風と、光と・・・

すべての人を照らすまことの光があって、世にきた。(ヨハネによる福音書1:9)

ソーニャ 3 - ドストエフスキー『罪と罰』

「なぜあなたは、そんなありえないことを聞かれるんです?」ソーニャは嫌悪の色を浮かべて言った。

「すると、ルージンが生き残って、悪事を重ねたほうがいいんですね! あなたは、そんなことも決められないんですか?」

「だって、わたしには神さまの御心を知ることはできませんもの・・・・・それに、どうしてあなたは、聞いてはならないことを聞かれるんです? なんのためにそんな意味のない質問をなさるんです? それがわたしの解決にかかっているなんて、ありっこないじゃありませんか? だれが生きるべきで、だれが生きるべきじゃないなんて、いったいだれがわたしを裁き手にしたのです?」(岩波文庫罪と罰 下』)

下巻で、ラスコーリニコフと対峙する場面のソーニャのこの言葉は、上巻でマルメラードフが語る以下の部分と対をなしている。

おれはな、この瓶の底に悲しみを、悲しみを捜したんだ。悲しみと涙を捜して、それを味わい、見出すことができたんだ。おれたちを哀れんでくださるのは、万人に哀れみをたれ、世の万人を理解してくださったあの方だけだ、御一人なるその方こそが、裁き人なんだ。その御一人が裁きの日にいらしって、おたずねになる。「意地のわるい肺病やみの継母のために、年端も行かぬ他人の子らのために、おのれを売った娘はどこかな? 地上のおのれの父親を、ならず者の酔っぱらいの父親を、そのけだもののような所行もおそれず、哀れんでやった娘はどこかな?」そして、こうおっしゃる。「来るがよい! わたしはすでに一度おまえを赦した・・・・・一度赦した・・・・・いまは、おまえが多くを愛したことにめでて、おまえの多くの罪も赦されよう・・・・・」そして、うちのソーニャを赦してくださる、赦してくださる、おれにはもう、赦してくださることがわかっているんだ・・・・・さっき、あの子のところへ行ったとき、おれはそれを胸に感じたんだ!(岩波文庫罪と罰 上』)

 

私は「『おまえが多く愛したことにめでて』― ドストエフスキー罪と罰』3」で、

ここで、マルメラードフの言う「御一人なるその方」、「その御一人」を父なる神とするとどうなるだろうか?キリストが贖いの献げ物であるなら、罪を赦すのは父なる神である。とすると、「わたしはすでに一度おまえを赦した・・・・・一度赦した・・・・・」と語っているのは、父なる神だと言うことが出来るのではないだろうか?マルメラードフの願望、あるいは確信としてソーニャに語られるこの言葉は、父なる神からキリストに向けられたものとして描いている可能性も捨てきれない。http://myrtus77.hatenablog.com/entry/2019/10/29/141024

と書いた。

 

下巻でソーニャの語る「いったいだれがわたしを裁き手にしたのです?」という言葉を読んで、上巻のマルメラードフが見出した「御一人なる裁き人」は父なる神を指していると理解した。そしてソーニャはやはりキリストとして描かれているだろう、と。

 

エピローグでラスコーリニコフが見る夢について、訳注では、「この夢はヨハネ黙示録の八章から十七章にかけての預言の言葉に対応している。つまり、「新しきエルサレム」が到来する以前の恐ろしい時代である」と記されているのだが、それが正しいなら、やはりソーニャはキリストとして描かれているということになる。

 

黙示録の8章から17章の間には興味深い言葉が記されている。

その時には、人々は死を求めても与えられず、死にたいと願っても、死は逃げて行くのである。(ヨハネの黙示録9:6 口語訳)
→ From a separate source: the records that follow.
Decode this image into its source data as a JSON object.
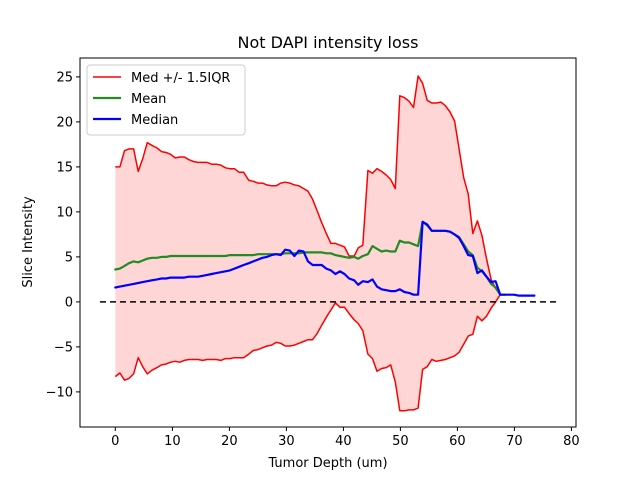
{
  "chart_data": {
    "type": "line",
    "title": "Not DAPI intensity loss",
    "xlabel": "Tumor Depth (um)",
    "ylabel": "Slice Intensity",
    "xlim": [
      -6.2,
      80.8
    ],
    "ylim": [
      -13.9,
      27.1
    ],
    "xticks": [
      0,
      10,
      20,
      30,
      40,
      50,
      60,
      70,
      80
    ],
    "yticks": [
      -10,
      -5,
      0,
      5,
      10,
      15,
      20,
      25
    ],
    "grid": false,
    "legend_position": "top-left",
    "colors": {
      "band_line": "#ff0000",
      "band_fill": "#ffd6d6",
      "mean": "#228b22",
      "median": "#0000ff",
      "reference": "#000000"
    },
    "reference_line": {
      "y": 0,
      "x_range": [
        -2.7,
        77.5
      ],
      "style": "dashed"
    },
    "band": {
      "name": "Med +/- 1.5IQR",
      "upper": {
        "x": [
          0,
          0.8,
          1.6,
          2.4,
          3.2,
          4.0,
          4.8,
          5.6,
          6.4,
          7.3,
          8.1,
          8.9,
          9.7,
          10.5,
          11.3,
          12.1,
          12.9,
          13.7,
          14.5,
          15.3,
          16.1,
          16.9,
          17.7,
          18.5,
          19.3,
          20.1,
          20.9,
          21.7,
          22.5,
          23.4,
          24.2,
          25.0,
          25.8,
          26.6,
          27.4,
          28.2,
          29.0,
          29.8,
          30.6,
          31.4,
          32.2,
          33.0,
          33.8,
          34.6,
          35.4,
          36.2,
          37.0,
          37.8,
          38.6,
          39.4,
          40.2,
          41.0,
          41.9,
          42.6,
          43.4,
          44.3,
          45.1,
          45.9,
          46.7,
          47.5,
          48.3,
          49.1,
          49.9,
          50.7,
          51.5,
          52.3,
          53.1,
          53.9,
          54.7,
          55.5,
          56.3,
          57.1,
          57.9,
          58.7,
          59.5,
          60.3,
          61.1,
          61.9,
          62.7,
          63.5,
          64.3,
          65.1,
          65.9,
          66.7,
          67.5,
          68.3
        ],
        "y": [
          15.0,
          15.0,
          16.8,
          17.0,
          17.0,
          14.5,
          15.9,
          17.7,
          17.4,
          17.1,
          16.7,
          16.6,
          16.4,
          16.0,
          16.1,
          16.1,
          15.8,
          15.6,
          15.5,
          15.5,
          15.5,
          15.3,
          15.3,
          15.2,
          14.9,
          14.8,
          14.8,
          14.4,
          14.4,
          13.5,
          13.4,
          13.2,
          13.2,
          13.0,
          12.9,
          12.9,
          13.2,
          13.3,
          13.2,
          13.0,
          12.9,
          12.6,
          12.3,
          11.4,
          10.1,
          8.8,
          7.6,
          6.5,
          6.5,
          6.3,
          6.1,
          5.1,
          5.1,
          6.0,
          6.3,
          14.6,
          14.3,
          14.8,
          14.5,
          14.1,
          13.6,
          12.6,
          22.9,
          22.7,
          22.3,
          21.6,
          25.1,
          24.3,
          22.4,
          22.1,
          22.1,
          22.2,
          21.8,
          21.1,
          20.1,
          17.0,
          13.8,
          12.0,
          7.6,
          9.0,
          7.4,
          4.8,
          2.5,
          1.5,
          0.8,
          0.8
        ]
      },
      "lower": {
        "x": [
          0,
          0.8,
          1.6,
          2.4,
          3.2,
          4.0,
          4.8,
          5.6,
          6.4,
          7.3,
          8.1,
          8.9,
          9.7,
          10.5,
          11.3,
          12.1,
          12.9,
          13.7,
          14.5,
          15.3,
          16.1,
          16.9,
          17.7,
          18.5,
          19.3,
          20.1,
          20.9,
          21.7,
          22.5,
          23.4,
          24.2,
          25.0,
          25.8,
          26.6,
          27.4,
          28.2,
          29.0,
          29.8,
          30.6,
          31.4,
          32.2,
          33.0,
          33.8,
          34.6,
          35.4,
          36.2,
          37.0,
          37.8,
          38.6,
          39.4,
          40.2,
          41.0,
          41.9,
          42.6,
          43.4,
          44.3,
          45.1,
          45.9,
          46.7,
          47.5,
          48.3,
          49.1,
          49.9,
          50.7,
          51.5,
          52.3,
          53.1,
          53.9,
          54.7,
          55.5,
          56.3,
          57.1,
          57.9,
          58.7,
          59.5,
          60.3,
          61.1,
          61.9,
          62.7,
          63.5,
          64.3,
          65.1,
          65.9,
          66.7,
          67.5,
          68.3
        ],
        "y": [
          -8.3,
          -7.9,
          -8.7,
          -8.5,
          -8.0,
          -6.2,
          -7.2,
          -8.0,
          -7.6,
          -7.3,
          -7.0,
          -6.9,
          -6.7,
          -6.6,
          -6.7,
          -6.5,
          -6.4,
          -6.4,
          -6.4,
          -6.5,
          -6.4,
          -6.4,
          -6.4,
          -6.5,
          -6.3,
          -6.3,
          -6.2,
          -6.2,
          -6.2,
          -5.8,
          -5.4,
          -5.3,
          -5.1,
          -4.9,
          -4.8,
          -4.5,
          -4.6,
          -4.9,
          -4.9,
          -4.8,
          -4.6,
          -4.4,
          -4.2,
          -4.2,
          -3.5,
          -2.6,
          -1.7,
          -0.9,
          -0.1,
          -0.6,
          -0.6,
          -1.3,
          -2.0,
          -2.4,
          -3.2,
          -5.8,
          -6.3,
          -7.7,
          -7.4,
          -7.3,
          -7.0,
          -8.9,
          -12.1,
          -12.1,
          -12.0,
          -12.0,
          -11.8,
          -7.5,
          -7.2,
          -6.4,
          -6.6,
          -6.5,
          -6.4,
          -6.2,
          -6.0,
          -5.6,
          -4.7,
          -3.8,
          -3.6,
          -1.6,
          -2.1,
          -1.6,
          -0.7,
          0.0,
          0.8,
          0.8
        ]
      }
    },
    "series": [
      {
        "name": "Mean",
        "color": "#228b22",
        "x": [
          0,
          0.8,
          1.6,
          2.4,
          3.2,
          4.0,
          4.8,
          5.6,
          6.4,
          7.3,
          8.1,
          8.9,
          9.7,
          10.5,
          11.3,
          12.1,
          12.9,
          13.7,
          14.5,
          15.3,
          16.1,
          16.9,
          17.7,
          18.5,
          19.3,
          20.1,
          20.9,
          21.7,
          22.5,
          23.4,
          24.2,
          25.0,
          25.8,
          26.6,
          27.4,
          28.2,
          29.0,
          29.8,
          30.6,
          31.4,
          32.2,
          33.0,
          33.8,
          34.6,
          35.4,
          36.2,
          37.0,
          37.8,
          38.6,
          39.4,
          40.2,
          41.0,
          41.9,
          42.6,
          43.4,
          44.3,
          45.1,
          45.9,
          46.7,
          47.5,
          48.3,
          49.1,
          49.9,
          50.7,
          51.5,
          52.3,
          53.1,
          53.9,
          54.7,
          55.5,
          56.3,
          57.1,
          57.9,
          58.7,
          59.5,
          60.3,
          61.1,
          61.9,
          62.7,
          63.5,
          64.3,
          65.1,
          65.9,
          66.7,
          67.5,
          68.3
        ],
        "y": [
          3.6,
          3.7,
          4.0,
          4.3,
          4.5,
          4.4,
          4.6,
          4.8,
          4.9,
          4.9,
          5.0,
          5.0,
          5.1,
          5.1,
          5.1,
          5.1,
          5.1,
          5.1,
          5.1,
          5.1,
          5.1,
          5.1,
          5.1,
          5.1,
          5.1,
          5.2,
          5.2,
          5.2,
          5.2,
          5.2,
          5.2,
          5.3,
          5.3,
          5.3,
          5.3,
          5.3,
          5.3,
          5.4,
          5.4,
          5.4,
          5.4,
          5.5,
          5.5,
          5.5,
          5.5,
          5.5,
          5.4,
          5.4,
          5.2,
          5.1,
          5.0,
          4.9,
          5.0,
          4.8,
          5.1,
          5.3,
          6.2,
          5.9,
          5.6,
          5.7,
          5.6,
          5.6,
          6.8,
          6.6,
          6.6,
          6.4,
          6.2,
          8.9,
          8.5,
          7.9,
          7.9,
          7.9,
          7.9,
          7.8,
          7.5,
          7.2,
          6.4,
          5.6,
          5.2,
          3.8,
          3.4,
          2.8,
          2.0,
          1.6,
          0.8,
          0.8
        ]
      },
      {
        "name": "Median",
        "color": "#0000ff",
        "x": [
          0,
          0.8,
          1.6,
          2.4,
          3.2,
          4.0,
          4.8,
          5.6,
          6.4,
          7.3,
          8.1,
          8.9,
          9.7,
          10.5,
          11.3,
          12.1,
          12.9,
          13.7,
          14.5,
          15.3,
          16.1,
          16.9,
          17.7,
          18.5,
          19.3,
          20.1,
          20.9,
          21.7,
          22.5,
          23.4,
          24.2,
          25.0,
          25.8,
          26.6,
          27.4,
          28.2,
          29.0,
          29.8,
          30.6,
          31.4,
          32.2,
          33.0,
          33.8,
          34.6,
          35.4,
          36.2,
          37.0,
          37.8,
          38.6,
          39.4,
          40.2,
          41.0,
          41.9,
          42.6,
          43.4,
          44.3,
          45.1,
          45.9,
          46.7,
          47.5,
          48.3,
          49.1,
          49.9,
          50.7,
          51.5,
          52.3,
          53.1,
          53.9,
          54.7,
          55.5,
          56.3,
          57.1,
          57.9,
          58.7,
          59.5,
          60.3,
          61.1,
          61.9,
          62.7,
          63.5,
          64.3,
          65.1,
          65.9,
          66.7,
          67.5,
          68.3,
          69.1,
          69.9,
          70.7,
          71.5,
          72.3,
          73.1,
          73.5
        ],
        "y": [
          1.6,
          1.7,
          1.8,
          1.9,
          2.0,
          2.1,
          2.2,
          2.3,
          2.4,
          2.5,
          2.6,
          2.6,
          2.7,
          2.7,
          2.7,
          2.7,
          2.8,
          2.8,
          2.8,
          2.9,
          3.0,
          3.1,
          3.2,
          3.3,
          3.4,
          3.5,
          3.7,
          3.9,
          4.1,
          4.3,
          4.5,
          4.7,
          4.9,
          5.0,
          5.2,
          5.3,
          5.2,
          5.8,
          5.7,
          5.1,
          5.7,
          5.6,
          4.5,
          4.1,
          4.1,
          4.1,
          3.7,
          3.5,
          3.1,
          3.4,
          3.1,
          2.6,
          2.4,
          1.9,
          2.3,
          2.2,
          2.5,
          1.7,
          1.4,
          1.3,
          1.2,
          1.2,
          1.4,
          1.1,
          1.0,
          0.8,
          0.8,
          8.9,
          8.6,
          7.9,
          7.9,
          7.9,
          7.9,
          7.8,
          7.5,
          7.1,
          6.2,
          5.2,
          5.1,
          3.2,
          3.5,
          2.8,
          2.2,
          2.3,
          0.8,
          0.8,
          0.8,
          0.8,
          0.7,
          0.7,
          0.7,
          0.7,
          0.7
        ]
      }
    ]
  }
}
この夢を見る前、ラスコーリニコフは、なぜ自分は自殺しなかったかという考えに苦しめられていた、のである。

そしてこの夢を見た後に、ソーニャの足もとに身を投げる。

ここでは、ソーニャは再臨のキリストとして描かれているということだ。

そしてさらに言えば、このキリストの神は、3にして1である神なのである。